Contextual Temperature for Language Modeling
Pei-Hsin Wang, Sheng-Iou Hsieh, Shih-Chieh Chang, Yu-Ting Chen, Jia-Yu Pan, Wei Wei, Da-Chang Juan
TL;DR
Contextual Temperature introduces per-token adaptive temperature τ learned from context to control Softmax softness in language modeling, addressing limitations of fixed or globally scheduled scaling. The CT-MoS framework extends Mixture of Softmaxes by applying token- and context-aware temperatures, enabling fine-grained uncertainty management across sequences. Experiments on Penn Treebank and WikiText-2 show significant perplexity improvements over strong baselines, and analyses reveal distinct temperature patterns by token and position. This work establishes a general mechanism for learned temperature control with potential applications to other discrete-output NLP tasks requiring long-term uncertainty management.
Abstract
Temperature scaling has been widely used as an effective approach to control the smoothness of a distribution, which helps the model performance in various tasks.

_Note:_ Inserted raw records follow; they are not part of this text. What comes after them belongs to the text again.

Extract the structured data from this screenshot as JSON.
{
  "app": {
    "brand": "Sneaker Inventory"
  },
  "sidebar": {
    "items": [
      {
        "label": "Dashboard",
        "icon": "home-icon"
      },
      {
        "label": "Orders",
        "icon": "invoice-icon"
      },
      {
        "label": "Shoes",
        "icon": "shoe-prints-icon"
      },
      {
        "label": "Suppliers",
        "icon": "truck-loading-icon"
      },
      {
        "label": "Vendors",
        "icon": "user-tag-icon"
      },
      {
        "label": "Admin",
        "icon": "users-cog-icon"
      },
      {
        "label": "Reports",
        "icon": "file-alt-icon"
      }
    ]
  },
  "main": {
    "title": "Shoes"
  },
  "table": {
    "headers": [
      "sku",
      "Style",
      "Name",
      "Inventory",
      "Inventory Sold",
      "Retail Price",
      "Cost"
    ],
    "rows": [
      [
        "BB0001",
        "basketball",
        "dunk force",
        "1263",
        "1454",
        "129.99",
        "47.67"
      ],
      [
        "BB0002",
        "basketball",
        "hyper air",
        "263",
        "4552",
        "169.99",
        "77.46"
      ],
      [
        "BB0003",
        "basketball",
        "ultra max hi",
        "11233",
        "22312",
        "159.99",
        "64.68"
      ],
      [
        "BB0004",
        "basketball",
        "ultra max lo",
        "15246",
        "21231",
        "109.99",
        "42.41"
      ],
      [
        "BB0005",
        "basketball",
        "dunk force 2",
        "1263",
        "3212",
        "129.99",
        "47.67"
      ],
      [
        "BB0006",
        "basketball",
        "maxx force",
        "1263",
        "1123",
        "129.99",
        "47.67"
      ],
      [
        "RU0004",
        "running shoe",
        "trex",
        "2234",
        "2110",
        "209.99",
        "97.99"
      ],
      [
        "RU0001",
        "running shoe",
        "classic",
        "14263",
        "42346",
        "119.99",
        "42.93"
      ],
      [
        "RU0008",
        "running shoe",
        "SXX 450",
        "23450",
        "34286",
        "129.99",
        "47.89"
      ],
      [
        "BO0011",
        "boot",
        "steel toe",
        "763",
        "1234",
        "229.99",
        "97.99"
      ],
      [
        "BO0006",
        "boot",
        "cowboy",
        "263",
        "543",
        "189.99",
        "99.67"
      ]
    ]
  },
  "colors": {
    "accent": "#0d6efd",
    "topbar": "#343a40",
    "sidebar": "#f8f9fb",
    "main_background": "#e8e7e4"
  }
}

Current practices to apply temperature scaling assume either a fixed, or a manually-crafted dynamically changing schedule. However, our studies indicate that the individual optimal trajectory for each class can change with the context. To this end, we propose contextual temperature, a generalized approach that learns an optimal temperature trajectory for each vocabulary over the context. Experimental results confirm that the proposed method significantly improves state-of-the-art language models, achieving a perplexity of 55.31 and 62.89 on the test set of Penn Treebank and WikiText-2, respectively. In-depth analyses show that the behaviour of the learned temperature schedules varies dramatically by vocabulary, and that the optimal schedules help in controlling the uncertainties. These evidences further justify the need for the proposed method and its advantages over fixed temperature schedules.